C. Pinckney and Gerry (MA) moved to add “that the liberty of the press should be inviolably observed” to the Constitution. Sherman thought it unnecessary, since Congress wasn’t being granted any power to interfere with the press. The motion failed.

Synopsis
  • Sensing the near end of the Convention, the delegates made several motions on various, unrelated subjects.
  • The most noteworthy motion that passed shifted appointment of the Treasurer of the United States from Congress to the President.
  • Several interesting motions failed:
    • The size of the House of Representatives was not increased.
    • Impeached government officers would not be suspended from office until acquitted.
    • One of the stated purposes of the state militias would not be to guard against the US Army.
    • Freedom of the press would not be explicitly guaranteed.
    • Congress would not be given the explicit power to:
      • Fund canals
      • “Grant charters of incorporation”
      • Create a national university
Delegates Today

Washington (VA) dined at City Tavern at an entertainment given for him by the First Troop, City Cavalry.

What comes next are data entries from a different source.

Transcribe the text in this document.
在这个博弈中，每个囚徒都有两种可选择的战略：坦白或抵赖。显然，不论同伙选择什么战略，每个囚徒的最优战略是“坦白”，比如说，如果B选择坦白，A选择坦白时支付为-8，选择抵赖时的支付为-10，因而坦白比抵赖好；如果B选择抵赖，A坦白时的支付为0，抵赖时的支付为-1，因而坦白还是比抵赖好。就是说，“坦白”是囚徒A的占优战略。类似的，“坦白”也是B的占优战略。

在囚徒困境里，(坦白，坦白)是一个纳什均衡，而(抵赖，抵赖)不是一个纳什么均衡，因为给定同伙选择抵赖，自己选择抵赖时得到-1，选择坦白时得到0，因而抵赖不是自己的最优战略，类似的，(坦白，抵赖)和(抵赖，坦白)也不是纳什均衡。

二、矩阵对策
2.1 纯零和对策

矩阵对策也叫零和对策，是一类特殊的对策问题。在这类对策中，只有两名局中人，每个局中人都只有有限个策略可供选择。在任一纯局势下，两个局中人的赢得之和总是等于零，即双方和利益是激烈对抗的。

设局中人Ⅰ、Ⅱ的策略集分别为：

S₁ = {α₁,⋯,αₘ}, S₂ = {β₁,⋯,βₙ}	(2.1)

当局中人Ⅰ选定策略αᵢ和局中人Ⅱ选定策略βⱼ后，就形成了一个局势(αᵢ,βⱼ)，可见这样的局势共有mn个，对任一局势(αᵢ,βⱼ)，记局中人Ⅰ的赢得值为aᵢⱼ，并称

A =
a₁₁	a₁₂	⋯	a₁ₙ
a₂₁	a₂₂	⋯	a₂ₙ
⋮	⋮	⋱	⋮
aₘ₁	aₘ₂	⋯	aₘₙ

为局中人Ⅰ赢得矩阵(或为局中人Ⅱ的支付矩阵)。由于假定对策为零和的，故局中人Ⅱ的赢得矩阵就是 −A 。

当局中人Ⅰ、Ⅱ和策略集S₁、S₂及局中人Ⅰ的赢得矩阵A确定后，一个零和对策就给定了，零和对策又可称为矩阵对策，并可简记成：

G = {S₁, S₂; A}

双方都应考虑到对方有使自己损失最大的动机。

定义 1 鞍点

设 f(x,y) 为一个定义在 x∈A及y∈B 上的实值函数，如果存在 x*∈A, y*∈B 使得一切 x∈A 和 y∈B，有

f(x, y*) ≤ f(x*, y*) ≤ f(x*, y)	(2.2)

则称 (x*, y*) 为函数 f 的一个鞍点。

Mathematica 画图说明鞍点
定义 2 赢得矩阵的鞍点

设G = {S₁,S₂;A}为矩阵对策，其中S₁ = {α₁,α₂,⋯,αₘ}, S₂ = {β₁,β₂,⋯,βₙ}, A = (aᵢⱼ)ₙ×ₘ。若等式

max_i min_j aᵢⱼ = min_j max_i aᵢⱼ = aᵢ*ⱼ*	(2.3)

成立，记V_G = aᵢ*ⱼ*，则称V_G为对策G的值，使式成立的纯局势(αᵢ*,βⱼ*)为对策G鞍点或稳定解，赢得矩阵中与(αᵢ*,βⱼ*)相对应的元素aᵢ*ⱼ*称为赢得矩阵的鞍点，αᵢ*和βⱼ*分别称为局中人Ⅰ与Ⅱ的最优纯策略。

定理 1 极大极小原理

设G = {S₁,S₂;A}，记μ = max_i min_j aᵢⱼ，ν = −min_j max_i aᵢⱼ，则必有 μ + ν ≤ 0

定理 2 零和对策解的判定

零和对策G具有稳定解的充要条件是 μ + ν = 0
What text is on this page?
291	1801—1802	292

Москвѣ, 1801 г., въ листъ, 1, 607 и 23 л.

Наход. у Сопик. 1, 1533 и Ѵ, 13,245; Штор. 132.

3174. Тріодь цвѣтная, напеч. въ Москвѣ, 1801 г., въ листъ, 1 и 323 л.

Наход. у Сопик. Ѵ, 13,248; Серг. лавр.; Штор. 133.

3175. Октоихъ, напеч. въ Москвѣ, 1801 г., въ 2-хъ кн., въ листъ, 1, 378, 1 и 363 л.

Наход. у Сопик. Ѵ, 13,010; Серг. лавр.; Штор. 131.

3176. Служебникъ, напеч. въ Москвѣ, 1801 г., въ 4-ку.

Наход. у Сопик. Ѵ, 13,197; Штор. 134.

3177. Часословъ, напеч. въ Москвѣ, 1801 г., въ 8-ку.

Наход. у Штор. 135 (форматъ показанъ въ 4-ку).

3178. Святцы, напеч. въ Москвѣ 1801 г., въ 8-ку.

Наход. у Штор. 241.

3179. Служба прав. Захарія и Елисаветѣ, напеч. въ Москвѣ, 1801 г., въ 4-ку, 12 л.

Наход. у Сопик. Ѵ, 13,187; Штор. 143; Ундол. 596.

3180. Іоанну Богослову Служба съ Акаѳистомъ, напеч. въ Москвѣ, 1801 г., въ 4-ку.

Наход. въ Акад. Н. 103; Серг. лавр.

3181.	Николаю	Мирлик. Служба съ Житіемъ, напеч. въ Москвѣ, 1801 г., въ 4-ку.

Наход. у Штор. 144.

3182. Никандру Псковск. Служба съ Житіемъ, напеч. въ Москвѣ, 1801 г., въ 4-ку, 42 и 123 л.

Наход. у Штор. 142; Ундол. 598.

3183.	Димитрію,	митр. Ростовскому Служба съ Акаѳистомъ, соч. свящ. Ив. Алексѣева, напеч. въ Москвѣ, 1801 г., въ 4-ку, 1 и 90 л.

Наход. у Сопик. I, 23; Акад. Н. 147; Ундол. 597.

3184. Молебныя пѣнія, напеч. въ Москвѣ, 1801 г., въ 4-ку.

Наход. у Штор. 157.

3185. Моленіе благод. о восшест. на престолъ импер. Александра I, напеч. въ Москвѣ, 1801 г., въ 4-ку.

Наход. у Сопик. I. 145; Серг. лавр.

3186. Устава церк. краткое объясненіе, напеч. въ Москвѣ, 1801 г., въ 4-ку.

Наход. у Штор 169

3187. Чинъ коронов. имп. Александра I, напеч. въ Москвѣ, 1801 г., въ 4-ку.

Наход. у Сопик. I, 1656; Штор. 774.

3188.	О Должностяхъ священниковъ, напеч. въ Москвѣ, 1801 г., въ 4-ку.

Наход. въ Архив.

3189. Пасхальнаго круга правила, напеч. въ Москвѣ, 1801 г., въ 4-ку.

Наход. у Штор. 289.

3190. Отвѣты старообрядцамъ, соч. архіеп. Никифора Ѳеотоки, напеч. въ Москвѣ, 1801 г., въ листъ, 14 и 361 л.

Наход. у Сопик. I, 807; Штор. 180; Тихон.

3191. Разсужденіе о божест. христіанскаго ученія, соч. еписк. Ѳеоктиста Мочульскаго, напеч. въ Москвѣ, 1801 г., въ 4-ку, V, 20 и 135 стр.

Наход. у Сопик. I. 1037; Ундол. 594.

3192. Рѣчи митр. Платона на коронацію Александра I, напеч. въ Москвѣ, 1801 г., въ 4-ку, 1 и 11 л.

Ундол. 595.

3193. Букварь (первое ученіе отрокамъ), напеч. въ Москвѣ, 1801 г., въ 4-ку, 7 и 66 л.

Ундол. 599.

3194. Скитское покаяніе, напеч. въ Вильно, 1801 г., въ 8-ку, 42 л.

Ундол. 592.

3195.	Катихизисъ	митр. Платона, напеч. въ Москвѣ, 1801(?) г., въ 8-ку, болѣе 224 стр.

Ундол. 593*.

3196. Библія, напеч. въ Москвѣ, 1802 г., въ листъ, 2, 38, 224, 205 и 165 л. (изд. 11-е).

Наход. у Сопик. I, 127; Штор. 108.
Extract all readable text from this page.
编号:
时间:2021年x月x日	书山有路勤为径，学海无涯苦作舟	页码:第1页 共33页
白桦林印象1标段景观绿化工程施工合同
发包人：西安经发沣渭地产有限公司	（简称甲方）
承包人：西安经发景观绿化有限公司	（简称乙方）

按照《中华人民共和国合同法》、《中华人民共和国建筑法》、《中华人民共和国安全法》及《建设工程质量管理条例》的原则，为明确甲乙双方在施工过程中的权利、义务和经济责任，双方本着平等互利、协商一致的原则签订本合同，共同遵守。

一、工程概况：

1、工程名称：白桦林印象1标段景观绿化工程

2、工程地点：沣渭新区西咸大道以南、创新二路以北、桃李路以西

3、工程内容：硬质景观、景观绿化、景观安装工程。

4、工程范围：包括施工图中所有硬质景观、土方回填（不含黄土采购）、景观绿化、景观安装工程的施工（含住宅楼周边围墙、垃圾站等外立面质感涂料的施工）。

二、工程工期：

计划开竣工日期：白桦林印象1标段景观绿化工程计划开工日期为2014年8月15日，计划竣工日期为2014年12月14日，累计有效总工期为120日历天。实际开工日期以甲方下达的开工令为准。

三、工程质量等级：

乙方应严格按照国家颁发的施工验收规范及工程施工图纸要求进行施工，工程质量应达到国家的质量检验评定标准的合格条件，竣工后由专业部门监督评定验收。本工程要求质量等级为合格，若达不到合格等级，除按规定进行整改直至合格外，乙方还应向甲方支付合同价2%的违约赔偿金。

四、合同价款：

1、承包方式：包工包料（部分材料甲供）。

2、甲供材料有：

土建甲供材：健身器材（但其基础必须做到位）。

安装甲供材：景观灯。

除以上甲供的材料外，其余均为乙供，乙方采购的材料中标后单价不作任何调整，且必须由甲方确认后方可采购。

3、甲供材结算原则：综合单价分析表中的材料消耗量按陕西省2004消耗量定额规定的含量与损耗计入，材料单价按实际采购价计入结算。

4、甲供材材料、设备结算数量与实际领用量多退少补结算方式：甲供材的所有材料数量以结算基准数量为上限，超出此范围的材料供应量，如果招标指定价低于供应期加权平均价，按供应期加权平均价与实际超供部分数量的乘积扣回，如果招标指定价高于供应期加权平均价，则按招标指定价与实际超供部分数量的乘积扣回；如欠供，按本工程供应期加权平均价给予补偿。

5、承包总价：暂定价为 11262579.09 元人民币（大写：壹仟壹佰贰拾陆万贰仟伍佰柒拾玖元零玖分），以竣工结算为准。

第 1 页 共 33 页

Henry Knox wrote to him from New York “to congratulate you on the termination of your arduous business & to wish you a happy sight of Mrs. Washington and your family.” The items on the bill for the festivities are eye-opening:

“To 55 Gentlemen

  • Dinners & fruit Relishes, Olives etc
  • 54 Bottles of Madera
  • 60 of Claret
  • 8 ditto of Old Stock
  • 22 Bottles of Porter
  • 8 of Cider
  • 12 ditto Bee
  • 7 Large Bowels of Punch
  • Segar’s Spermaceti Candles etc

To Decanters Wine Glass & Tumblers Broken etc.

To 16 Musicians & Servants Dinners

  • 16 Bottles of Claret
  • 5 ditto Madera
  • 7 Bowls of Punch”

So, for 55 revelers and 16 musicians/servants, the party was provided with 135 bottles of wine, 42 bottles of beer, cider, and mead, 8 bottles of whiskey, and 14 punch bowls (yes, the punch was also alcoholic). Enough glass objects were broken that City Tavern felt the need to bill that as well.

Philadelphia Today
  • Noah Webster noted “a violent Thunder Gust which cooled the extreme heat.”
  • At its daily meeting, the Supreme Executive Council of Pennsylvania, at the request of the Wardens of the Port of Philadelphia, ordered that the lots on the south side of Lombard Street between Tenth and Twelfth Streets “be appropriated as a burial ground for the interment of strangers and others, who may not have been in communion with a religious society at the time of their decease”

Part of a series of articles titled The Constitutional Convention: A Day by Day Account for September 1787.